Today, DeMario Jackson breaks his silence regarding the infamous "Bachelor in Paradise" scandal which dragged his name and his co-star Corinne Olympios into a chaotic mess. The press has feasted on the controversy and capitalized on their privilege of delivering breaking news. However, this action caused direct violations to the privacy of those involved.

What went wrong?

Note that prior to Jackson's implied confession that he is the one being referred in the recent media frenzy and Olympios hiring of top attorneys to pursue her side, only one thing has been confirmed.

That is the one vague statement from Warner Bros. stating their knowledge of the allegations of misconduct on the set of "Bachelor in Paradise" in Mexico.

Without keeping facts in check, several Media Outlets began plastering the names and photos of the accused to the internet amid the lack of substantial proof to support their claims.

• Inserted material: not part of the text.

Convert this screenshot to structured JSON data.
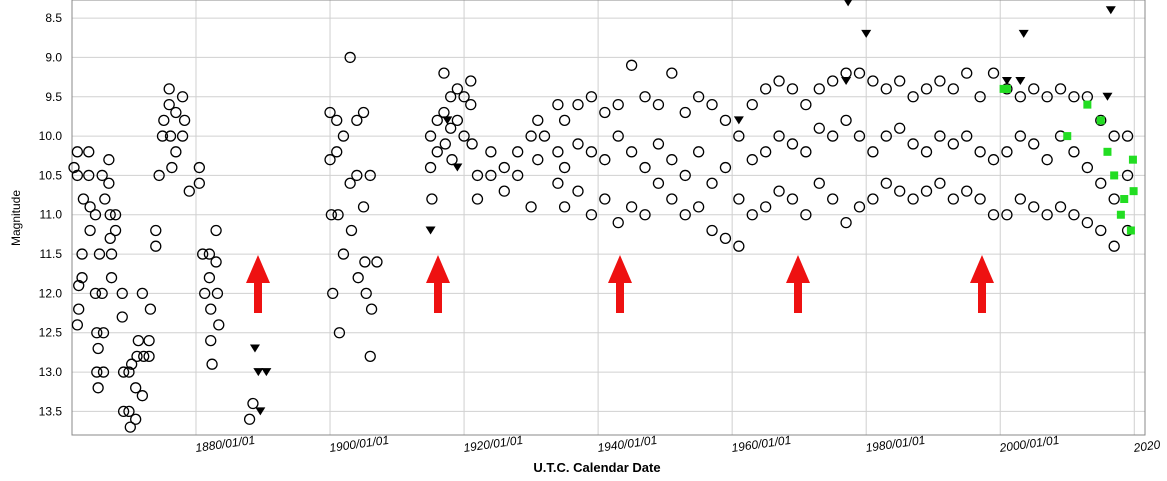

"Now This" took the initiative to trace the origin of this intel. Based on previous write ups and videos, it all came from a film writer named Amy Kaufman. Kaufman is currently writing a book about the "Bachelor." Later on, she began tweeting about the forthcoming cancellation of the show and continued on a tweeting spree spoiling the situation of two contestants.

She did not stop there and eventually dropped the bomb revealing the names of those involved and the photo was born.

'Now This': It's not okay!

According to their video posted on Facebook, "Now This" explains that what triggered the majority of the media which exclusively covered the controversy is their freedom known as "The First Amendment." The lack of laws to keep the press in check may have fueled them to publish about the sensitive topic over and over again.

On the other hand, the press has a code of ethics to follow. And one of those important ethics they should follow is to avoid revealing the identity of alleged victim of sex crimes unless the victims speak for themselves.

And back with the "Bachelor in Paradise" scandal, "Now This" noted that when the media chose clickbait over ethics and decided to publish the allegations based on one person's tweet it has stirred the entire nation in devastating divisiveness.

Either one side starts slut shaming the woman or the other side vilifies him. But whatever transpired in the shooting of "Bachelor in Paradise," nothing warrants either sex without consent or convicting someone without even a single case being filed to the court.

For the grace of example, the report raises the issue of the Stanford rape victim whose identity has never been revealed. Her name has never been revealed not because the media could not have her name but because they have been grounded by the ethical rule and the agreed to grant that woman her privacy.

In the end, journalists should remember that ethics are more important than ever, "Now This" quipped.